Not only weight, but there must be a constant questioning of their endurance. "It's fuckin' rock 'n' roll, man--it's like primal, it's sexual, it's timeless," stresses Perry. "We're just like ten million other people that get touched by that feeling."
"I must have said this a million times in a million interviews," jumps in Tyler, "of how much I get off watching Joe Perry play 'Draw The Line' on stage. There's presidents, there's Johnny Carson, but there would be nothing that makes my heart pound like that when I'm watching that. I have always thought that an audience was picking up on the vibes created by us really getting off on each other. We've been asked a million times and I still can't figure it out.

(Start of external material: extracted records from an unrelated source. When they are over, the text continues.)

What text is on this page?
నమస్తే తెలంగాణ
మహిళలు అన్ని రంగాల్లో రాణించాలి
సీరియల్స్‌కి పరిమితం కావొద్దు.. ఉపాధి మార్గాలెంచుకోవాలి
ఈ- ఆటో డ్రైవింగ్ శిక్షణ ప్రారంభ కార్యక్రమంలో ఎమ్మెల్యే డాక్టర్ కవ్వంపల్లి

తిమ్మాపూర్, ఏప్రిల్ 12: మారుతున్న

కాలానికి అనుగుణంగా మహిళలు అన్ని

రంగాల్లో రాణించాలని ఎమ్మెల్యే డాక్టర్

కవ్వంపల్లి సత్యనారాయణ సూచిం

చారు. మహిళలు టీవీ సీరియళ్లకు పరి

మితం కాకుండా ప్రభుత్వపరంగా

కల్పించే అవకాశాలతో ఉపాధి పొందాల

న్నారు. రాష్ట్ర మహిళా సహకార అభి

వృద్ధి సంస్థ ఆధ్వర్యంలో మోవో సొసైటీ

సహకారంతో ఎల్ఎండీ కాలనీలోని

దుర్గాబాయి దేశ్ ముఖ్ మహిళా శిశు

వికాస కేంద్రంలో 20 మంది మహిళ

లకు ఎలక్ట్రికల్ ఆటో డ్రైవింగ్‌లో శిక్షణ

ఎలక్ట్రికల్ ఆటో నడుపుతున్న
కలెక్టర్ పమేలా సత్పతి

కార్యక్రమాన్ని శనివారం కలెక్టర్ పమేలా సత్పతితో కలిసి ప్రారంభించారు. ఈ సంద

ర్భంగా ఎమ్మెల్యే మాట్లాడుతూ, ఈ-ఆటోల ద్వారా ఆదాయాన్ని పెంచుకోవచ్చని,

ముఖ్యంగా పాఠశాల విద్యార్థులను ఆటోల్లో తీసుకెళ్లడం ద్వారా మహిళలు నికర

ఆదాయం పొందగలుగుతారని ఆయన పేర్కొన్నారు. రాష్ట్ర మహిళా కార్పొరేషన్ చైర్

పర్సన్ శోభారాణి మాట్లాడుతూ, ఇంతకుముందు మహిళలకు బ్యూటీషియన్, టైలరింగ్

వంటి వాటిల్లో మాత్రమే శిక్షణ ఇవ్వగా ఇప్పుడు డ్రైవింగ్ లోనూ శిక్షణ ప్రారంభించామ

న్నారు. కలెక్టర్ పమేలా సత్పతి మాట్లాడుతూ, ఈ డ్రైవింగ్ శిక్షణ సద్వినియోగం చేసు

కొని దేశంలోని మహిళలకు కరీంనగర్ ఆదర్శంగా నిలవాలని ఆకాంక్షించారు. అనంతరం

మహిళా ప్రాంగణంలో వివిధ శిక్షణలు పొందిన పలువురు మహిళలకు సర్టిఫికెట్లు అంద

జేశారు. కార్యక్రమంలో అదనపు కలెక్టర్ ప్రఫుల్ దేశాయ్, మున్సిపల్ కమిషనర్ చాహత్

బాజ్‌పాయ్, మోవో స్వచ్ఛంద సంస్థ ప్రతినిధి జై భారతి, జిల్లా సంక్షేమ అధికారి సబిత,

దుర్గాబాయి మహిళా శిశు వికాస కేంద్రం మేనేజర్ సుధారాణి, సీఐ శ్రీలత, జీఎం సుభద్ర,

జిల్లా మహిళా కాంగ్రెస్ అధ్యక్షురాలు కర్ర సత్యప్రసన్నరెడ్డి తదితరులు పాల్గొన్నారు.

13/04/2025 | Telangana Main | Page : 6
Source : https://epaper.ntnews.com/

It must be that."
"We still love the thing," adds Perry. "You go to a Keith Richards show or something, and just before the lights go down you hear the roadie hitting the guitar--I still get goose bumps from that. To me, we're really just basically very selfish, and we're getting off big time. That seems to be something that's really snowballing for us."
But age must be affecting them somehow. Or are they ageless? "I think about jumping up stairs four at a time before I get to them," attests Tyler. "I think about looking up that girl's dress over there too (laughs). It's all the time delving into things that I thought about when I was a little kid. The way I look at myself in the mirror--I go down to the gym and go for the gusto and just hang out. On my time off, if I'm by a lake I'll go water skiing; if I'm by a golf course I'll go for a run on it--but the last thing I'll do is play golf (laughs). All that stuff I think is a way of life for us, and that's what keeps us young."
"I just kinda let go of the whole thing and just get off on what I get off on," maintains Perry. "I don't try to figure it out too much." Steven then begins to sing 'Sun comin'up in the morning / it shines on me'(Iaughs).
How would they now compare the first half of their career to their reborn second half? "I may be retarded, but it doesn't feel like twenty years since we got together in Boston," testifies Tyler. "The last thing I can remember is sifting around trying to figure out where we wanted to have a band--not the name of the band, but where! Figuring that we should go from New Hampshire to Boston to play the college scene, instead of going to New York--then going backstage and seeing the girls with tits from hell and ski0s up to their earlobes...it feels like yesterday. It seems like yesterday when I was pissed off that 'Dream On' wasn't recognized until the third album, instead of the first. Maybe that's keeping my wheels of youth spinning. All the better because I have enough to write about for the next twenty years."